There’s certainly quite a bit of truth in saying that The Monuments Men suffers somewhat from patchy, episodic plotting. The film occasionally drifts from moment to moment, some of its logic unravelling the longer you think about it. (After Granger is rebuffed by Claire a few times, what does he actually do in Paris?) There’s a climactic scene in which Lt. Donald Jeffries (Downton Abbey‘s Hugh Bonneville) fights to keep Michelangelo’s exquisite Madonna and Child statue out of Nazi hands – but it’s so choppily edited together that audiences might find themselves puzzled about what exactly happened.

But The Monuments Men is also a real delight: a movie about war that brims over with hope and humanity, while never losing sight of the very real horrors and consequences of heading into battle. The film’s many moments of sweet, gentle levity – Granger’s clumsy attempts to speak French (wonderfully subtitled onscreen), Campbell and Savitz bickering but also coming to understand each other – are balanced out by the heartache and sacrifices of these Monuments Men. These are men – and one woman – who could easily have sat out the war, most of them too old to be enlisted. And yet, here they are, in the trenches of a very specific fight that not many will understand, but which everybody will eventually come to appreciate.

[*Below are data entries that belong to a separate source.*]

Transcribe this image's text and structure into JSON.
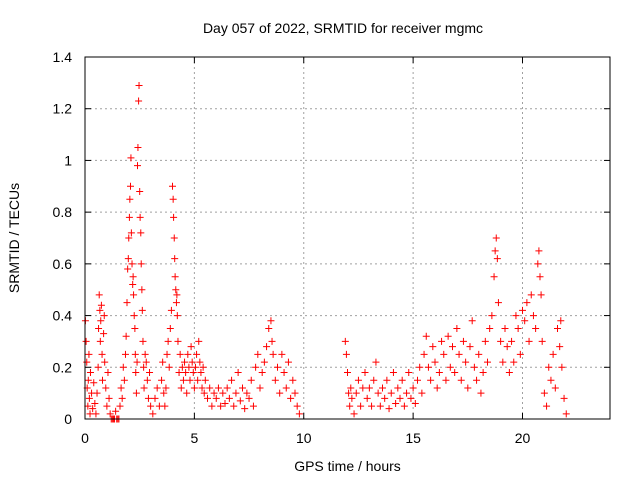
{
  "chart_data": {
    "type": "scatter",
    "title": "Day 057 of 2022, SRMTID for receiver mgmc",
    "xlabel": "GPS time / hours",
    "ylabel": "SRMTID / TECUs",
    "xlim": [
      0,
      24
    ],
    "ylim": [
      0,
      1.4
    ],
    "xticks": [
      0,
      5,
      10,
      15,
      20
    ],
    "xtick_labels": [
      "0",
      "5",
      "10",
      "15",
      "20"
    ],
    "yticks": [
      0,
      0.2,
      0.4,
      0.6,
      0.8,
      1,
      1.2,
      1.4
    ],
    "ytick_labels": [
      "0",
      "0.2",
      "0.4",
      "0.6",
      "0.8",
      "1",
      "1.2",
      "1.4"
    ],
    "grid": true,
    "marker": "+",
    "color": "#ff0000",
    "series": [
      {
        "points": [
          [
            0.02,
            0.38
          ],
          [
            0.05,
            0.3
          ],
          [
            0.08,
            0.22
          ],
          [
            0.1,
            0.12
          ],
          [
            0.13,
            0.05
          ],
          [
            0.15,
            0.15
          ],
          [
            0.18,
            0.25
          ],
          [
            0.2,
            0.08
          ],
          [
            0.23,
            0.02
          ],
          [
            0.25,
            0.18
          ],
          [
            0.3,
            0.1
          ],
          [
            0.35,
            0.04
          ],
          [
            0.4,
            0.14
          ],
          [
            0.45,
            0.06
          ],
          [
            0.5,
            0.02
          ],
          [
            0.55,
            0.1
          ],
          [
            0.6,
            0.2
          ],
          [
            0.62,
            0.35
          ],
          [
            0.65,
            0.48
          ],
          [
            0.68,
            0.42
          ],
          [
            0.7,
            0.3
          ],
          [
            0.72,
            0.38
          ],
          [
            0.75,
            0.44
          ],
          [
            0.78,
            0.25
          ],
          [
            0.8,
            0.15
          ],
          [
            0.85,
            0.33
          ],
          [
            0.88,
            0.4
          ],
          [
            0.9,
            0.22
          ],
          [
            0.95,
            0.12
          ],
          [
            1.0,
            0.05
          ],
          [
            1.05,
            0.18
          ],
          [
            1.1,
            0.08
          ],
          [
            1.15,
            0.02
          ],
          [
            1.2,
            0.0
          ],
          [
            1.25,
            0.0
          ],
          [
            1.3,
            0.0
          ],
          [
            1.35,
            0.0
          ],
          [
            1.4,
            0.03
          ],
          [
            1.45,
            0.0
          ],
          [
            1.5,
            0.0
          ],
          [
            1.55,
            0.0
          ],
          [
            1.6,
            0.05
          ],
          [
            1.65,
            0.12
          ],
          [
            1.7,
            0.08
          ],
          [
            1.75,
            0.2
          ],
          [
            1.8,
            0.15
          ],
          [
            1.85,
            0.25
          ],
          [
            1.88,
            0.32
          ],
          [
            1.92,
            0.45
          ],
          [
            1.95,
            0.58
          ],
          [
            1.98,
            0.62
          ],
          [
            2.0,
            0.7
          ],
          [
            2.03,
            0.78
          ],
          [
            2.05,
            0.85
          ],
          [
            2.08,
            0.9
          ],
          [
            2.1,
            1.01
          ],
          [
            2.12,
            0.72
          ],
          [
            2.15,
            0.6
          ],
          [
            2.18,
            0.52
          ],
          [
            2.2,
            0.55
          ],
          [
            2.22,
            0.48
          ],
          [
            2.25,
            0.4
          ],
          [
            2.28,
            0.35
          ],
          [
            2.3,
            0.25
          ],
          [
            2.32,
            0.18
          ],
          [
            2.35,
            0.1
          ],
          [
            2.38,
            0.22
          ],
          [
            2.4,
            0.98
          ],
          [
            2.42,
            1.05
          ],
          [
            2.45,
            1.23
          ],
          [
            2.47,
            1.29
          ],
          [
            2.5,
            0.88
          ],
          [
            2.52,
            0.78
          ],
          [
            2.55,
            0.72
          ],
          [
            2.57,
            0.6
          ],
          [
            2.6,
            0.5
          ],
          [
            2.62,
            0.42
          ],
          [
            2.65,
            0.3
          ],
          [
            2.68,
            0.2
          ],
          [
            2.7,
            0.12
          ],
          [
            2.75,
            0.25
          ],
          [
            2.8,
            0.22
          ],
          [
            2.85,
            0.15
          ],
          [
            2.9,
            0.08
          ],
          [
            2.95,
            0.18
          ],
          [
            3.0,
            0.05
          ],
          [
            3.1,
            0.02
          ],
          [
            3.2,
            0.08
          ],
          [
            3.3,
            0.12
          ],
          [
            3.4,
            0.05
          ],
          [
            3.5,
            0.15
          ],
          [
            3.55,
            0.22
          ],
          [
            3.6,
            0.1
          ],
          [
            3.65,
            0.05
          ],
          [
            3.7,
            0.12
          ],
          [
            3.75,
            0.25
          ],
          [
            3.8,
            0.3
          ],
          [
            3.85,
            0.2
          ],
          [
            3.9,
            0.35
          ],
          [
            3.95,
            0.42
          ],
          [
            4.0,
            0.9
          ],
          [
            4.03,
            0.85
          ],
          [
            4.05,
            0.78
          ],
          [
            4.08,
            0.7
          ],
          [
            4.1,
            0.62
          ],
          [
            4.12,
            0.55
          ],
          [
            4.15,
            0.5
          ],
          [
            4.18,
            0.45
          ],
          [
            4.2,
            0.48
          ],
          [
            4.22,
            0.4
          ],
          [
            4.25,
            0.3
          ],
          [
            4.3,
            0.18
          ],
          [
            4.35,
            0.25
          ],
          [
            4.4,
            0.12
          ],
          [
            4.45,
            0.2
          ],
          [
            4.5,
            0.15
          ],
          [
            4.55,
            0.22
          ],
          [
            4.6,
            0.18
          ],
          [
            4.65,
            0.1
          ],
          [
            4.7,
            0.25
          ],
          [
            4.75,
            0.2
          ],
          [
            4.8,
            0.15
          ],
          [
            4.85,
            0.28
          ],
          [
            4.9,
            0.22
          ],
          [
            4.95,
            0.18
          ],
          [
            5.0,
            0.12
          ],
          [
            5.05,
            0.2
          ],
          [
            5.1,
            0.25
          ],
          [
            5.15,
            0.15
          ],
          [
            5.2,
            0.3
          ],
          [
            5.25,
            0.22
          ],
          [
            5.3,
            0.18
          ],
          [
            5.35,
            0.12
          ],
          [
            5.4,
            0.2
          ],
          [
            5.45,
            0.1
          ],
          [
            5.5,
            0.15
          ],
          [
            5.6,
            0.08
          ],
          [
            5.7,
            0.12
          ],
          [
            5.8,
            0.05
          ],
          [
            5.9,
            0.1
          ],
          [
            6.0,
            0.08
          ],
          [
            6.1,
            0.12
          ],
          [
            6.2,
            0.05
          ],
          [
            6.3,
            0.1
          ],
          [
            6.4,
            0.06
          ],
          [
            6.5,
            0.12
          ],
          [
            6.6,
            0.08
          ],
          [
            6.7,
            0.15
          ],
          [
            6.8,
            0.05
          ],
          [
            6.9,
            0.1
          ],
          [
            7.0,
            0.18
          ],
          [
            7.1,
            0.07
          ],
          [
            7.2,
            0.12
          ],
          [
            7.3,
            0.04
          ],
          [
            7.4,
            0.1
          ],
          [
            7.5,
            0.08
          ],
          [
            7.6,
            0.15
          ],
          [
            7.7,
            0.05
          ],
          [
            7.8,
            0.2
          ],
          [
            7.9,
            0.25
          ],
          [
            8.0,
            0.12
          ],
          [
            8.1,
            0.18
          ],
          [
            8.2,
            0.22
          ],
          [
            8.3,
            0.28
          ],
          [
            8.4,
            0.35
          ],
          [
            8.5,
            0.38
          ],
          [
            8.55,
            0.3
          ],
          [
            8.6,
            0.25
          ],
          [
            8.7,
            0.15
          ],
          [
            8.8,
            0.2
          ],
          [
            8.9,
            0.1
          ],
          [
            9.0,
            0.25
          ],
          [
            9.1,
            0.18
          ],
          [
            9.2,
            0.12
          ],
          [
            9.3,
            0.22
          ],
          [
            9.4,
            0.08
          ],
          [
            9.5,
            0.15
          ],
          [
            9.6,
            0.1
          ],
          [
            9.7,
            0.05
          ],
          [
            9.8,
            0.02
          ],
          [
            11.9,
            0.3
          ],
          [
            11.95,
            0.25
          ],
          [
            12.0,
            0.18
          ],
          [
            12.05,
            0.1
          ],
          [
            12.1,
            0.05
          ],
          [
            12.15,
            0.12
          ],
          [
            12.2,
            0.08
          ],
          [
            12.3,
            0.02
          ],
          [
            12.4,
            0.1
          ],
          [
            12.5,
            0.15
          ],
          [
            12.6,
            0.05
          ],
          [
            12.7,
            0.12
          ],
          [
            12.8,
            0.18
          ],
          [
            12.9,
            0.08
          ],
          [
            13.0,
            0.12
          ],
          [
            13.1,
            0.05
          ],
          [
            13.2,
            0.15
          ],
          [
            13.3,
            0.22
          ],
          [
            13.4,
            0.1
          ],
          [
            13.5,
            0.05
          ],
          [
            13.6,
            0.12
          ],
          [
            13.7,
            0.08
          ],
          [
            13.8,
            0.15
          ],
          [
            13.9,
            0.04
          ],
          [
            14.0,
            0.1
          ],
          [
            14.1,
            0.18
          ],
          [
            14.2,
            0.06
          ],
          [
            14.3,
            0.12
          ],
          [
            14.4,
            0.08
          ],
          [
            14.5,
            0.15
          ],
          [
            14.6,
            0.05
          ],
          [
            14.7,
            0.1
          ],
          [
            14.8,
            0.18
          ],
          [
            14.9,
            0.08
          ],
          [
            15.0,
            0.12
          ],
          [
            15.1,
            0.06
          ],
          [
            15.2,
            0.15
          ],
          [
            15.3,
            0.2
          ],
          [
            15.4,
            0.1
          ],
          [
            15.5,
            0.25
          ],
          [
            15.6,
            0.32
          ],
          [
            15.7,
            0.2
          ],
          [
            15.8,
            0.15
          ],
          [
            15.9,
            0.28
          ],
          [
            16.0,
            0.22
          ],
          [
            16.1,
            0.12
          ],
          [
            16.2,
            0.18
          ],
          [
            16.3,
            0.3
          ],
          [
            16.4,
            0.25
          ],
          [
            16.5,
            0.15
          ],
          [
            16.6,
            0.32
          ],
          [
            16.7,
            0.2
          ],
          [
            16.8,
            0.28
          ],
          [
            16.9,
            0.18
          ],
          [
            17.0,
            0.35
          ],
          [
            17.1,
            0.25
          ],
          [
            17.2,
            0.15
          ],
          [
            17.3,
            0.3
          ],
          [
            17.4,
            0.22
          ],
          [
            17.5,
            0.12
          ],
          [
            17.6,
            0.28
          ],
          [
            17.7,
            0.38
          ],
          [
            17.8,
            0.2
          ],
          [
            17.9,
            0.15
          ],
          [
            18.0,
            0.25
          ],
          [
            18.1,
            0.1
          ],
          [
            18.2,
            0.18
          ],
          [
            18.3,
            0.3
          ],
          [
            18.4,
            0.22
          ],
          [
            18.5,
            0.35
          ],
          [
            18.6,
            0.4
          ],
          [
            18.7,
            0.55
          ],
          [
            18.75,
            0.65
          ],
          [
            18.8,
            0.7
          ],
          [
            18.85,
            0.62
          ],
          [
            18.9,
            0.45
          ],
          [
            19.0,
            0.3
          ],
          [
            19.1,
            0.22
          ],
          [
            19.2,
            0.35
          ],
          [
            19.3,
            0.28
          ],
          [
            19.4,
            0.18
          ],
          [
            19.5,
            0.3
          ],
          [
            19.6,
            0.22
          ],
          [
            19.7,
            0.4
          ],
          [
            19.8,
            0.35
          ],
          [
            19.9,
            0.25
          ],
          [
            20.0,
            0.42
          ],
          [
            20.1,
            0.38
          ],
          [
            20.2,
            0.45
          ],
          [
            20.3,
            0.3
          ],
          [
            20.4,
            0.48
          ],
          [
            20.5,
            0.4
          ],
          [
            20.6,
            0.35
          ],
          [
            20.7,
            0.6
          ],
          [
            20.75,
            0.65
          ],
          [
            20.8,
            0.55
          ],
          [
            20.85,
            0.48
          ],
          [
            20.9,
            0.3
          ],
          [
            21.0,
            0.1
          ],
          [
            21.1,
            0.05
          ],
          [
            21.2,
            0.2
          ],
          [
            21.3,
            0.15
          ],
          [
            21.4,
            0.25
          ],
          [
            21.5,
            0.12
          ],
          [
            21.6,
            0.35
          ],
          [
            21.7,
            0.28
          ],
          [
            21.75,
            0.38
          ],
          [
            21.8,
            0.2
          ],
          [
            21.9,
            0.08
          ],
          [
            22.0,
            0.02
          ]
        ]
      }
    ]
  }
}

This is where Clooney’s starry cast shines the brightest. They help him carry the film, turning their tiny pockets of screen-time into something more, something deeper. Murray nails all his comedy bits, of course, particularly when he’s strapped into a dentist’s chair – but he will break your heart when he listens to a phonograph from home, one which also serves to literally underscore the darkest, saddest sacrifice the war requires of young, able-bodied men. Clooney himself manages to sell a few overly stirring, inspirational speeches about the hallowed mission of these Monuments Men. Damon and Blanchett, too, make magic out of their scenes together – her Claire, in particular, is a marvel of strength and determination, unflinching around Nazi scum and in the face of direct gunfire, only slightly undone by the awkward hint of romance that sneaks into the script.

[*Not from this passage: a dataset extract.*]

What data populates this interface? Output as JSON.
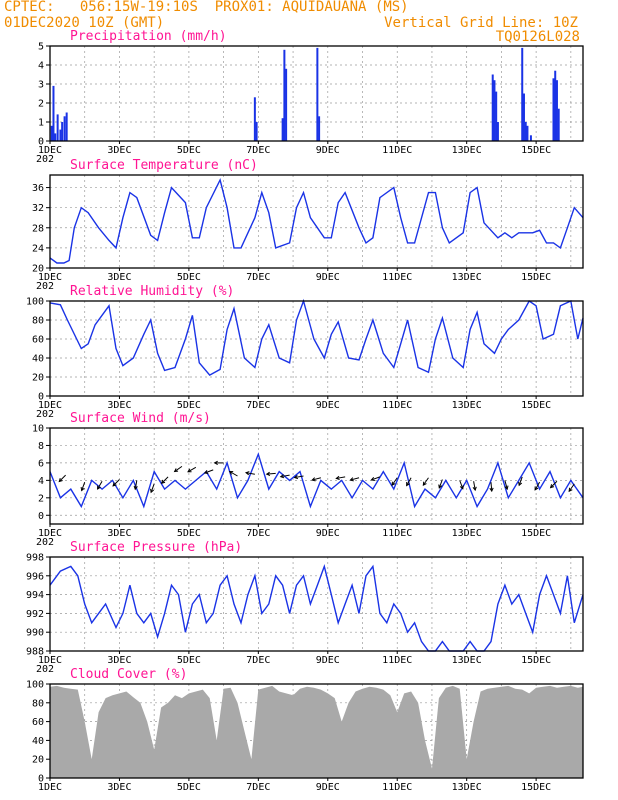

To be honest, it’s easy to pick apart The Monuments Men – it’s not as tightly woven or as well-paced as it could be, its characters often relying more on their actors than the script for a little depth and complexity. It’s heavy-handed and light-hearted, all at once. But that’s also part of the film’s considerable charm: it credibly pushes a message of unyielding optimism in the face of crushing odds and Nazi efficiency, one that’s threaded through with a bittersweet, rich vein of humour. For all its flaws, The Monuments Men clearly demonstrates how the greatest of exigencies can produce as much hope as they can horror.

Summary: Perhaps it’s not quite monumental, but it’s certainly far better than you might have been led to believe.